Fine-tuning the code of llava, the loss decreases abnormally

OpenGVLab / InternVL

[CVPR 2024 Oral] InternVL Family: A Pioneering Open-Source Alternative to GPT-4o. 接近GPT-4o表现的开源多模态对话模型

https://internvl.readthedocs.io/en/latest/

MIT License

5.4k stars 421 forks source link

Fine-tuning the code of llava, the loss decreases abnormally #20

Closed binwang777 closed 4 months ago

binwang777 commented 8 months ago

I use the code you provided to train llava based on Intervit6B. According to the script you provided, the first stage of pretrain is running normally. But when using the fine-tuning script for training, I found strange loss transformations.

As shown in the picture: I have not modified any llava code

I debugged EVA_clip_vit and found the problem. It happened in zero2. When replacing it with zero3, the loss was normal. However, Intervit6B has the following problems when using zero3:

czczup commented 8 months ago

Hello, I'm sorry. I might have introduced some new bugs while organizing the code, and I am currently checking; I will fix it as soon as possible.

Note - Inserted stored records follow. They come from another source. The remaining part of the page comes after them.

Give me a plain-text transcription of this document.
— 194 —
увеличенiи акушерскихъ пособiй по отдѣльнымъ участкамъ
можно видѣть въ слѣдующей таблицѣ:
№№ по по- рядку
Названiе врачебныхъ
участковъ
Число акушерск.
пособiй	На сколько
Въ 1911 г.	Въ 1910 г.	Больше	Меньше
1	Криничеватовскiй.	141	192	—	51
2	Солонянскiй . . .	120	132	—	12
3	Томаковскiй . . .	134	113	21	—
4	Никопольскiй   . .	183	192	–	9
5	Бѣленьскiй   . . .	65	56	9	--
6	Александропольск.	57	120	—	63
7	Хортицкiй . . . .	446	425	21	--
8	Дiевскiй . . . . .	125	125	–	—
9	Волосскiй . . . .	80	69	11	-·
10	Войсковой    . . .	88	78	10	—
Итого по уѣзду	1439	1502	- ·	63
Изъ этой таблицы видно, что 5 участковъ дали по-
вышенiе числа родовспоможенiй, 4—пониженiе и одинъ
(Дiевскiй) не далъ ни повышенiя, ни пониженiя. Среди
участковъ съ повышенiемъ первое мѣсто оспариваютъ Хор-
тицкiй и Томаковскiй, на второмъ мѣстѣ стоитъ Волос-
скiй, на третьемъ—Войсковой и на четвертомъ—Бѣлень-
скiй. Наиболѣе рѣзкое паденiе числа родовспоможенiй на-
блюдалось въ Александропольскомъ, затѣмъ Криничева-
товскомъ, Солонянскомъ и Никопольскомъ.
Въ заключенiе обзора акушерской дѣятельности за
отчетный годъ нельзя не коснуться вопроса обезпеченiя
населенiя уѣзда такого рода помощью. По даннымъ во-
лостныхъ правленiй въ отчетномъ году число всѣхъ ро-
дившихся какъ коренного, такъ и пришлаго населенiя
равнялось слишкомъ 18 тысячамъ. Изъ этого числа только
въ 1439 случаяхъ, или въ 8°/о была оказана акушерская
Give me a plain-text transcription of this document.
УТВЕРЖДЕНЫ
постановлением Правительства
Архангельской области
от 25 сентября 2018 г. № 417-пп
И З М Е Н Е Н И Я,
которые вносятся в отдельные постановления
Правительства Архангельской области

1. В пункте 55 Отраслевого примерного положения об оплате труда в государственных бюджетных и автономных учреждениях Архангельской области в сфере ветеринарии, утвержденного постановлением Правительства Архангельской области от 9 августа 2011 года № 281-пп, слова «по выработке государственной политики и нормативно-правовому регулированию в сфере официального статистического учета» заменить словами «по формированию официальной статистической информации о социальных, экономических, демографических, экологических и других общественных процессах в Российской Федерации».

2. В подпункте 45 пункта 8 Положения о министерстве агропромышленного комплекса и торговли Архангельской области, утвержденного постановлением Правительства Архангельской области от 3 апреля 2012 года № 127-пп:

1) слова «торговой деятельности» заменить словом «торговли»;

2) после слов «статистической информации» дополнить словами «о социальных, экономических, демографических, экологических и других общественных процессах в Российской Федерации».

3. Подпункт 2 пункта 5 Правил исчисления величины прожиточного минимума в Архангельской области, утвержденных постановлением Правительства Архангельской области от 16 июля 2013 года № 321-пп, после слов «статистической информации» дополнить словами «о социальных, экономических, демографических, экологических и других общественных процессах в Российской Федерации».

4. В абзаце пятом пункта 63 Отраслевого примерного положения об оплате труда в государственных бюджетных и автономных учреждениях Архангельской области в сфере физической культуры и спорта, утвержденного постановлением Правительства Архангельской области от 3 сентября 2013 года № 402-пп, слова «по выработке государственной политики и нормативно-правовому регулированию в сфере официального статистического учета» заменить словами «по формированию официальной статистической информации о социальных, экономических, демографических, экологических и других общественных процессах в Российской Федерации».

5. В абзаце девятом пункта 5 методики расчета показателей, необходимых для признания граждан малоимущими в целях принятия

binwang777 commented 8 months ago

Hi, regarding the problem of zero2 training loss being 0.0, I have fixed it here. After replacing the deepspeed version with 0.9.5, the loss converges normally. However, there are still problems with zero3 support, and the reason seems to be here:

czczup commented 8 months ago

Hi, regarding the problem of zero2 training loss being 0.0, I have fixed it here. After replacing the deepspeed version with 0.9.5, the loss converges normally. However, there are still problems with zero3 support, and the reason seems to be here:

OK, I get it. Thanks for your feedback.

czczup commented 8 months ago

In the case of deepspeed zero3, it seems that resizing position encodings is not feasible. I am looking for a solution; I used to pre-resize and save them in advance, but I'm not too fond of doing it that way.

czczup commented 8 months ago

This bug should have been fixed. I have attempted both pre-training and fine-tuning, and the loss curves are normal. Additionally, the results from testing the newly trained models on the benchmarks are also normal.

binwang777 commented 8 months ago

Hi, I have trained based on vicuna7b using the updated code. This time I only changed the dataset loading and weight loading, But my results are quite different from what you posted, is there still something wrong within the code. I suspect that flash_attn is not version 0.2.8 causing the problem, so I tested the weights you provided and the results are as follows: The results are slightly fluctuating, but still reasonable.